Он прислушался - ни звука. Абсолютная тишина. Даже мышей не слышно. Нигде не каплет влага. Абсолютно ничего. Словно он оглох и ослеп.
В одном углу он нашарил пустую консервную банку, на одной стене нечто вроде люка, в который можно было бы пролезть разве что ползком. Другого способа попасть в камеру не было, так что его, наверное, сюда затащили волоком. Теперь весь мир сжался для него до размеров этой гробницы. Но он жив, и раз кто-то притащил его сюда, значит, есть надежда, что принесут еду.
Неожиданно раздался звук, который показался ему невероятно громким словно совсем рядом прогремел гром. Шаги. Пока далекие, но они приближались и грохотали как барабаны. Шаги явно направлялись к его камере. Подошли совсем близко. Резиновые каблуки, кожаные подошвы. Сухой, надтреснутый голос проорал:
- Белински!
Кто это? Он не мог вспомнить, у него исчезла память о прошлом. Может быть, он и есть Белински? Он сделал глубокий вдох и стал напряженно вспоминать.
Но голос нетерпеливо прокричал снова:
- Белински! Ты там не сдох? Белински!
- Моя фамилия не Белински! - вдруг закричал человек в камере.
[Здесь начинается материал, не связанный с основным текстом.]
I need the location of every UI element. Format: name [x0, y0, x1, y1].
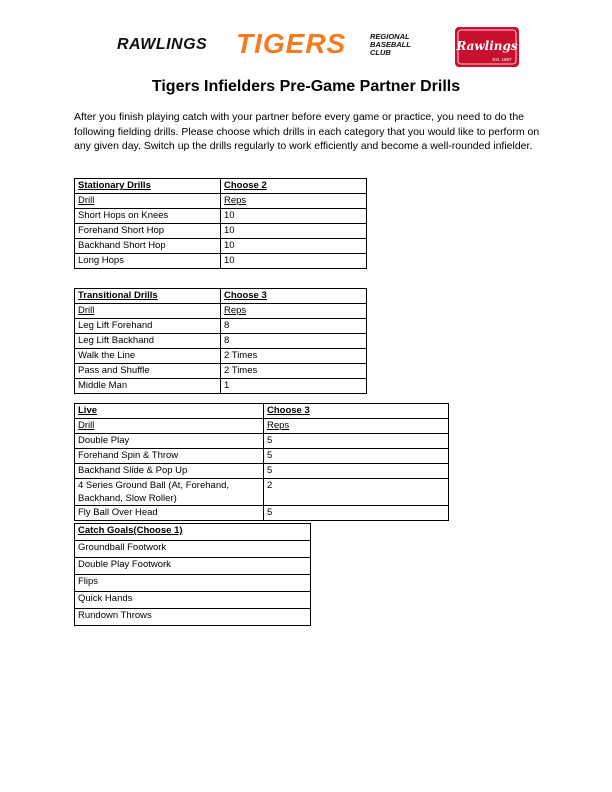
club-line: REGIONAL — [370, 32, 410, 41]
table-header-row — [75, 404, 449, 419]
table-header-row — [75, 289, 367, 304]
table-row — [75, 224, 367, 239]
goal-cell: Groundball Footwork — [75, 541, 311, 558]
header — [0, 26, 612, 70]
stationary-drills-table — [74, 178, 367, 269]
reps-cell: 8 — [221, 334, 367, 349]
table-row — [75, 364, 367, 379]
col-drill: Drill — [75, 419, 264, 434]
reps-cell: 5 — [264, 464, 449, 479]
table-row — [75, 319, 367, 334]
badge-text: Rawlings — [456, 39, 518, 53]
live-drills-table — [74, 403, 449, 521]
club-line: BASEBALL — [370, 40, 411, 49]
drill-cell: Short Hops on Knees — [75, 209, 221, 224]
reps-cell: 10 — [221, 209, 367, 224]
table-row — [75, 575, 311, 592]
drill-cell: Forehand Short Hop — [75, 224, 221, 239]
table-row — [75, 558, 311, 575]
table-choose: Choose 3 — [221, 289, 367, 304]
reps-cell: 8 — [221, 319, 367, 334]
col-drill: Drill — [75, 304, 221, 319]
col-reps: Reps — [221, 304, 367, 319]
drill-cell: Long Hops — [75, 254, 221, 269]
table-row — [75, 349, 367, 364]
table-heading: Catch Goals(Choose 1) — [75, 524, 311, 541]
col-reps: Reps — [264, 419, 449, 434]
col-drill: Drill — [75, 194, 221, 209]
goal-cell: Flips — [75, 575, 311, 592]
goal-cell: Double Play Footwork — [75, 558, 311, 575]
drill-cell: Leg Lift Backhand — [75, 334, 221, 349]
reps-cell: 2 Times — [221, 364, 367, 379]
table-row — [75, 449, 449, 464]
badge-est: Est. 1887 — [492, 57, 512, 62]
drill-cell: Double Play — [75, 434, 264, 449]
table-subheader-row — [75, 194, 367, 209]
page-title: Tigers Infielders Pre-Game Partner Drills — [151, 78, 461, 95]
rawlings-wordmark: RAWLINGS — [117, 36, 208, 53]
table-header-row — [75, 179, 367, 194]
table-row — [75, 379, 367, 394]
table-row — [75, 209, 367, 224]
drill-cell: Middle Man — [75, 379, 221, 394]
goal-cell: Rundown Throws — [75, 609, 311, 626]
club-line: CLUB — [370, 48, 391, 57]
reps-cell: 5 — [264, 434, 449, 449]
reps-cell: 10 — [221, 224, 367, 239]
table-row — [75, 541, 311, 558]
drill-cell: Fly Ball Over Head — [75, 506, 264, 521]
catch-goals-table — [74, 523, 311, 626]
table-row — [75, 479, 449, 506]
drill-cell: Backhand Short Hop — [75, 239, 221, 254]
drill-cell: 4 Series Ground Ball (At, Forehand, Backhand, Slow Roller) — [75, 479, 264, 506]
intro-paragraph: After you finish playing catch with your partner before every game or practice, you need to do the following fielding drills. Please choose which drills in each category that you would like to perform on any given day. Switch up the drills regularly to work efficiently and become a well-rounded infielder. — [74, 111, 540, 152]
table-subheader-row — [75, 419, 449, 434]
club-wordmark — [370, 33, 411, 57]
table-heading: Stationary Drills — [75, 179, 221, 194]
reps-cell: 5 — [264, 506, 449, 521]
table-subheader-row — [75, 304, 367, 319]
drill-cell: Pass and Shuffle — [75, 364, 221, 379]
reps-cell: 10 — [221, 239, 367, 254]
table-choose: Choose 2 — [221, 179, 367, 194]
table-heading: Transitional Drills — [75, 289, 221, 304]
goal-cell: Quick Hands — [75, 592, 311, 609]
col-reps: Reps — [221, 194, 367, 209]
table-row — [75, 609, 311, 626]
drill-cell: Walk the Line — [75, 349, 221, 364]
drill-cell: Leg Lift Forehand — [75, 319, 221, 334]
table-row — [75, 434, 449, 449]
table-row — [75, 592, 311, 609]
table-header-row — [75, 524, 311, 541]
reps-cell: 10 — [221, 254, 367, 269]
reps-cell: 2 — [264, 479, 449, 506]
table-row — [75, 506, 449, 521]
rawlings-logo-badge — [454, 26, 520, 68]
reps-cell: 5 — [264, 449, 449, 464]
reps-cell: 1 — [221, 379, 367, 394]
table-row — [75, 239, 367, 254]
table-row — [75, 334, 367, 349]
table-choose: Choose 3 — [264, 404, 449, 419]
table-heading: Live — [75, 404, 264, 419]
tigers-wordmark: TIGERS — [236, 28, 347, 59]
table-row — [75, 464, 449, 479]
table-row — [75, 254, 367, 269]
drill-cell: Forehand Spin & Throw — [75, 449, 264, 464]
reps-cell: 2 Times — [221, 349, 367, 364]
transitional-drills-table — [74, 288, 367, 394]
drill-cell: Backhand Slide & Pop Up — [75, 464, 264, 479]
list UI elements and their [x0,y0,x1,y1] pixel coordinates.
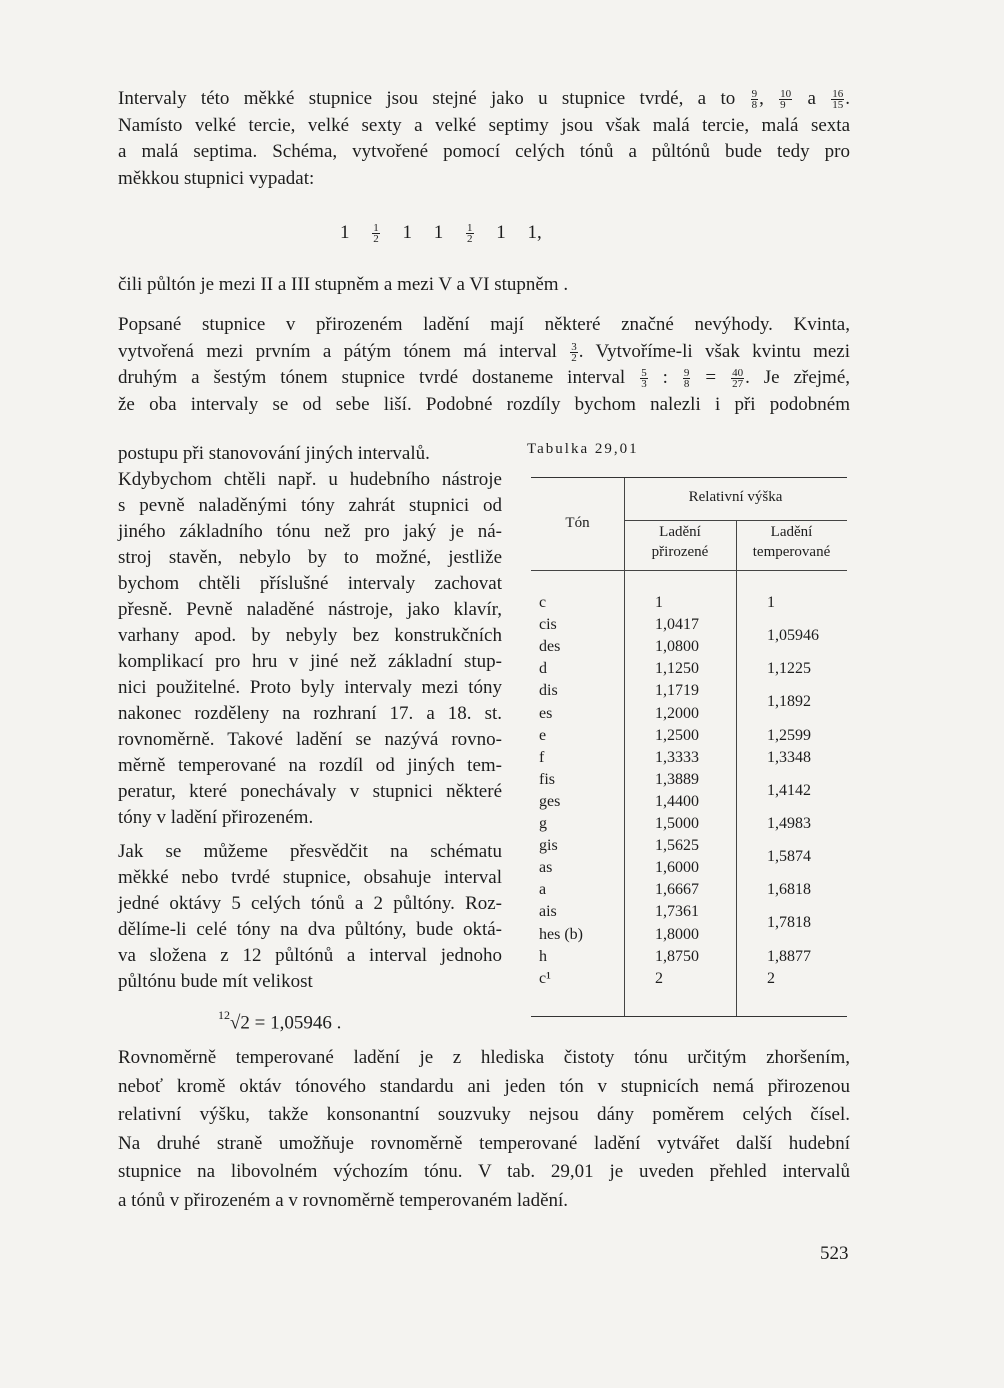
natural-value-cell: 1,0417 [655,616,699,634]
scale-scheme: 1 $\frac{1}{2}$ 1 1 $\frac{1}{2}$ 1 1, [340,222,542,246]
fraction: $\frac{10}{9}$ [780,88,792,112]
text-line: nakonec rozděleny na rozhraní 17. a 18. st. [118,703,502,724]
tone-cell: es [539,704,553,722]
header-relative-height: Relativní výška [688,489,783,505]
natural-value-cell: 1,5000 [655,815,699,832]
page-number: 523 [820,1243,849,1264]
natural-value-cell: 1,1250 [655,660,699,678]
tone-cell: des [539,638,561,656]
text-line: Jak se můžeme přesvědčit na schématu [118,841,502,862]
text-line: va složena z 12 půltónů a interval jednoho [118,945,502,966]
tempered-value-cell: 1,5874 [767,848,811,866]
tone-cell: d [539,660,547,678]
text-line: neboť kromě oktáv tónového standardu ani jeden tón v stupnicích nemá přirozenou [118,1075,850,1097]
natural-value-cell: 1,2000 [655,704,699,722]
tone-cell: gis [539,837,558,855]
natural-value-cell: 1,2500 [655,726,699,744]
tempered-value-cell: 1,4983 [767,815,811,832]
text-line: postupu při stanovování jiných intervalů. [118,443,430,464]
natural-value-cell: 1,5625 [655,837,699,855]
text-line: relativní výšku, takže konsonantní souzvuky nejsou dány poměrem celých čísel. [118,1104,850,1125]
text-line: tóny v ladění přirozeném. [118,807,314,828]
tempered-value-cell: 1,4142 [767,781,811,799]
text-line: peratur, které ponechávaly v stupnici některé [118,781,502,802]
intro-paragraph [118,86,850,192]
text-line: varhany apod. by nebyly bez konstrukčních [118,625,502,646]
tone-cell: h [539,947,547,965]
text-line: druhým a šestým tónem stupnice tvrdé dostaneme interval $\frac{5}{3}$ : $\frac{9}{8}$ = $\frac{40}{27}$ . Je zřejmé, [118,367,851,391]
text-line: měrně temperované na rozdíl od jiných tem- [118,755,502,776]
header-tempered: Ladění temperované [752,524,831,560]
fraction: $\frac{40}{27}$ [732,367,744,391]
natural-value-cell: 1,8750 [655,947,699,965]
text-line: bychom chtěli příslušné intervaly zachovat [118,573,502,594]
natural-value-cell: 2 [655,969,663,987]
fraction: $\frac{1}{2}$ [467,222,473,246]
tone-cell: g [539,815,547,832]
text-line: stroj stavěn, nebylo by to možné, jestliže [118,547,502,568]
fraction: $\frac{1}{2}$ [373,222,379,246]
text-line: půltónu bude mít velikost [118,971,313,992]
tempered-value-cell: 1,1892 [767,693,811,711]
text-line: čili půltón je mezi II a III stupněm a mezi V a VI stupněm . [118,274,569,295]
text-line: vytvořená mezi prvním a pátým tónem má interval $\frac{3}{2}$ . Vytvoříme-li však kvintu mezi [118,340,851,364]
text-line: jiného základního tónu než pro jaký je ná- [118,521,502,542]
tuning-table [531,477,847,1017]
tempered-value-cell: 2 [767,969,775,987]
tone-cell: cis [539,616,557,634]
closing-paragraph [118,1044,850,1215]
text-line: stupnice na libovolném výchozím tónu. V tab. 29,01 je uveden přehled intervalů [118,1161,850,1182]
tone-cell: f [539,748,545,766]
text-line: že oba intervaly se od sebe liší. Podobné rozdíly bychom nalezli i při podobném [118,393,850,415]
natural-value-cell: 1,6667 [655,881,699,899]
header-ton: Tón [565,515,590,531]
table-caption: Tabulka 29,01 [527,441,639,457]
tone-cell: e [539,726,547,744]
natural-value-cell: 1,3889 [655,770,699,788]
tempered-value-cell: 1,7818 [767,914,811,932]
tempered-value-cell: 1,2599 [767,726,811,744]
tone-cell: a [539,881,547,899]
tempered-value-cell: 1,6818 [767,881,811,899]
natural-value-cell: 1,6000 [655,859,699,877]
text-line: a tónů v přirozeném a v rovnoměrně temperovaném ladění. [118,1189,569,1211]
fraction: $\frac{16}{15}$ [832,88,844,112]
text-line: Rovnoměrně temperované ladění je z hlediska čistoty tónu určitým zhoršením, [118,1047,850,1068]
text-line: měkké nebo tvrdé stupnice, obsahuje interval [118,867,502,888]
text-line: komplikací pro hru v jiné než základní stup- [118,651,502,672]
tone-cell: c [539,594,547,611]
natural-value-cell: 1,8000 [655,925,699,943]
tone-cell: ais [539,903,557,921]
fraction: $\frac{3}{2}$ [571,340,577,364]
fraction: $\frac{5}{3}$ [641,367,647,391]
natural-value-cell: 1,3333 [655,748,699,766]
text-line: jedné oktávy 5 celých tónů a 2 půltóny. Roz- [118,893,502,914]
semitone-paragraph [118,272,850,299]
header-natural: Ladění přirozené [651,524,709,560]
text-line: Namísto velké tercie, velké sexty a velké septimy jsou však malá tercie, malá sexta [118,114,850,136]
text-line: Intervaly této měkké stupnice jsou stejné jako u stupnice tvrdé, a to $\frac{9}{8}$ , $\frac{10}{9}$ a $\frac{16}{15}$ . [118,88,851,112]
fraction: $\frac{9}{8}$ [683,367,690,391]
natural-value-cell: 1,0800 [655,638,699,656]
text-line: rovnoměrně. Takové ladění se nazývá rovno- [118,729,502,750]
text-line: přesně. Pevně naladěné nástroje, jako klavír, [118,599,502,620]
natural-value-cell: 1 [655,594,663,611]
text-line: s pevně naladěnými tóny zahrát stupnici od [118,495,502,516]
tone-cell: c¹ [539,969,551,987]
text-line: dělíme-li celé tóny na dva půltóny, bude oktá- [118,919,502,940]
natural-value-cell: 1,7361 [655,903,699,921]
text-line: a malá septima. Schéma, vytvořené pomocí celých tónů a půltónů bude tedy pro [118,141,850,162]
text-line: nici použitelné. Proto byly intervaly mezi tóny [118,677,502,698]
text-line: Kdybychom chtěli např. u hudebního nástroje [118,469,502,490]
natural-value-cell: 1,4400 [655,792,699,810]
tone-cell: as [539,859,553,877]
tempered-value-cell: 1,05946 [767,627,819,645]
tempered-value-cell: 1 [767,594,775,611]
text-line: Popsané stupnice v přirozeném ladění mají některé značné nevýhody. Kvinta, [118,314,850,335]
tone-cell: ges [539,792,561,810]
tone-cell: fis [539,770,555,788]
tempered-value-cell: 1,1225 [767,660,811,678]
tone-cell: hes (b) [539,925,583,943]
semitone-formula: $^{12}$√2 = 1,05946 . [218,1008,342,1034]
natural-value-cell: 1,1719 [655,682,699,700]
tempered-value-cell: 1,8877 [767,947,811,965]
text-line: měkkou stupnici vypadat: [118,167,315,189]
tuning-paragraph [118,312,850,418]
left-column-text [118,441,502,995]
text-line: Na druhé straně umožňuje rovnoměrně temperované ladění vytvářet další hudební [118,1132,850,1154]
tone-cell: dis [539,682,558,700]
fraction: $\frac{9}{8}$ [751,88,758,112]
tempered-value-cell: 1,3348 [767,748,811,766]
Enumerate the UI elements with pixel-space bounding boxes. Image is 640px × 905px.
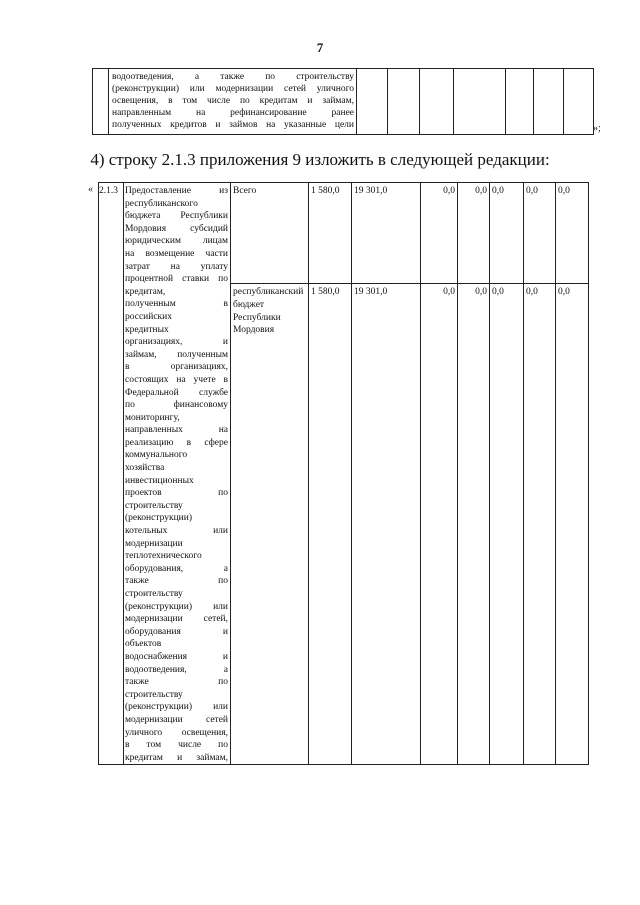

- Ладно, так и быть, дай ему его жратву, Коули, и пошли дальше. Сегодня он не знает, как его зовут, а завтра будет говорить, что президент Кэлвин Кулидж.
- Так точно, сэр, - сказал Коули.
Люк открылся; в него просунули жестяную миску с похлебкой; сверху был положен кусок хлеба. Люк с грохотом захлопнулся, и шаги двинулись дальше.
Ага, значит, он все-таки действительно жив. Даже если учитывать неисповедимость путей Господних, эта камера была бы слишком странным местом для ожидания небесного решения - отправляться ли ему в ад или в рай!